Azure Data Engineer Free Demo from #sqlschool #azuredataengineer #freedemo
Science & Technology
Introduction
Welcome to our comprehensive Azure Data Engineer course, designed to equip you with the knowledge and skills needed for success in data engineering. Here, we break down the essentials of data engineering, focusing on core activities, database types, and Modern Data Warehousing concepts, ensuring practical, step-by-step understanding. Our aim is to prepare you for the DP-203 certification—a vital credential for any aspiring data engineer.
Understanding Data Engineering
What is a Database?
A database serves as a platform for storing any type and amount of data. The main types include:
- OLTP (Online Transaction Processing) Database: Stores live, real-time data (e.g., a live car showroom).
- Data Warehouse: Stores historical and inactive data (e.g., temperature records over time).
- OAP Database: Focuses on analytical processing.
Our course primarily delves into Data Warehousing.
Responsibilities of a Data Engineer
As a data engineer, you're tasked with designing and managing data warehouses. You’ll work with existing OLTP databases to extract, join, and merge data. Furthermore, your duties may involve sourcing data from IoT devices, APIs, or various file types.
Workflow Overview
- Data Extraction: Retrieve data from OLTP databases and other live sources.

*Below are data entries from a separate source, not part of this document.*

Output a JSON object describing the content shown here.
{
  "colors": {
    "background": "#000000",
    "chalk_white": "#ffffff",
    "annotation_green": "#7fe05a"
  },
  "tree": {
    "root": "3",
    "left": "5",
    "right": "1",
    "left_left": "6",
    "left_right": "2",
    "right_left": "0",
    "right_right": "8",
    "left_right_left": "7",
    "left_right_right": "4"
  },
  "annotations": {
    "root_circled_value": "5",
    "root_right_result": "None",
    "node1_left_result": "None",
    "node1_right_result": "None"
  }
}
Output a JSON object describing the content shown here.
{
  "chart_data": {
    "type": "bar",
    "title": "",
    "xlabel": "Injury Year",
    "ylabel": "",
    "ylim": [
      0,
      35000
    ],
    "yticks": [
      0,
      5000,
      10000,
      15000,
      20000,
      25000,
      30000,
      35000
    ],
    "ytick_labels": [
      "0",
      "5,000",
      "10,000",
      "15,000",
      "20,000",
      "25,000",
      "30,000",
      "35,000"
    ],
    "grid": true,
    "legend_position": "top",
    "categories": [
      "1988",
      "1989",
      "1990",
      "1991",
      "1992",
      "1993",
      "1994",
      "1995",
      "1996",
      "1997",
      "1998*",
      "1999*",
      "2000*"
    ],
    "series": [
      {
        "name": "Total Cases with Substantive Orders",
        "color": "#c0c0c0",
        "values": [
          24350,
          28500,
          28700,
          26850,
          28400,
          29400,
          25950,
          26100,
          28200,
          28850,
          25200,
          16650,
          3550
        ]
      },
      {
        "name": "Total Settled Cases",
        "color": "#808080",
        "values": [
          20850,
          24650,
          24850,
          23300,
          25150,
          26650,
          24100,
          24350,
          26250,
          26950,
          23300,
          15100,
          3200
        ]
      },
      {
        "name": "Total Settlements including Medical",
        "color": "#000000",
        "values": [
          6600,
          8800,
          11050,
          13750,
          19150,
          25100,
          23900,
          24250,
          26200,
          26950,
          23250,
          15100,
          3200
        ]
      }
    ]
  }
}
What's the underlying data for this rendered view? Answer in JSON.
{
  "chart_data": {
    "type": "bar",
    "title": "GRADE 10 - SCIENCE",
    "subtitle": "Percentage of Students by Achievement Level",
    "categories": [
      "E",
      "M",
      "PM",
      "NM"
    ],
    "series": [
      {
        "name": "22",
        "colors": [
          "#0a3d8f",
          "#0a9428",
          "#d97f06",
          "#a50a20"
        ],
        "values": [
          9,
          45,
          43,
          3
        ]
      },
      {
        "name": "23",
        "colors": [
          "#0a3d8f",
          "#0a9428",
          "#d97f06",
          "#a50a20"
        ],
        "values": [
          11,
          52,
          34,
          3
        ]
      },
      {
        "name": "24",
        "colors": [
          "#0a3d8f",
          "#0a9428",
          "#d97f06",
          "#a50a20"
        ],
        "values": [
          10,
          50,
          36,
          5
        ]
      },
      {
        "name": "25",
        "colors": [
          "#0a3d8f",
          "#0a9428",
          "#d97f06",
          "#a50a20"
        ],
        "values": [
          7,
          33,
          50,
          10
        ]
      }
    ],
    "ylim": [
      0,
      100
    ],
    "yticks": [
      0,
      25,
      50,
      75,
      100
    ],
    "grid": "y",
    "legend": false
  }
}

- Data Cleaning: Remove unnecessary data and refine it for transformation.
- Transformation to Big Data Storage: Direct cleaned data to a warehouse for further processing.
ETL Technologies
We'll explore prominent ETL technologies, specifically:
- Data Factory: A versatile ETL tool.
- Databricks: Another powerful ETL option.
- Synapse: A data warehouse technology that complements ETL processes.
Data engineering involves seamless integration across these technologies to create an effective and scalable data architecture.
Course Structure
This course spans two months and covers:
- Storage solutions (data lakes and warehouses).
- ETL training via Data Factory and Synapse integration.
- Open-source tools like Spark for additional flexibility.
Every module incorporates practical examples and exercises to reinforce learning.
Conclusion
Our journey in combining Microsoft technologies—Azure Data Factory, Synapse, and Databricks—will prepare you well for certification and industry demands. We emphasize hands-on practices and real-world projects to help you build a robust resume.
Keyword
Keywords: Azure Data Engineer, SQL School, Free Demo, Data Warehouse, OLTP, Data Engineering, ETL Technologies, Databricks, Azure Data Factory, Synapse, Data Lake, Big Data, DP-203 Certification.
FAQ
1. What does the Azure Data Engineer course cover? The course focuses on data engineering principles, ETL technologies, database types, and the efficient use of Azure tools.
2. How long is the course? The course lasts two months, with options for regular or weekend classes.
3. What technologies will I learn? You will learn about Microsoft Azure tools like Data Factory, Synapse, and Databricks, alongside open-source technologies like Spark.
4. Is there a certification involved? Yes, the course prepares you for the DP-203 certification, validating your skills as a data engineer.
5. What is the structure of the classes? Classes are designed to be practical and engaging, with a mix of theoretical knowledge, real-life examples, and hands-on exercises.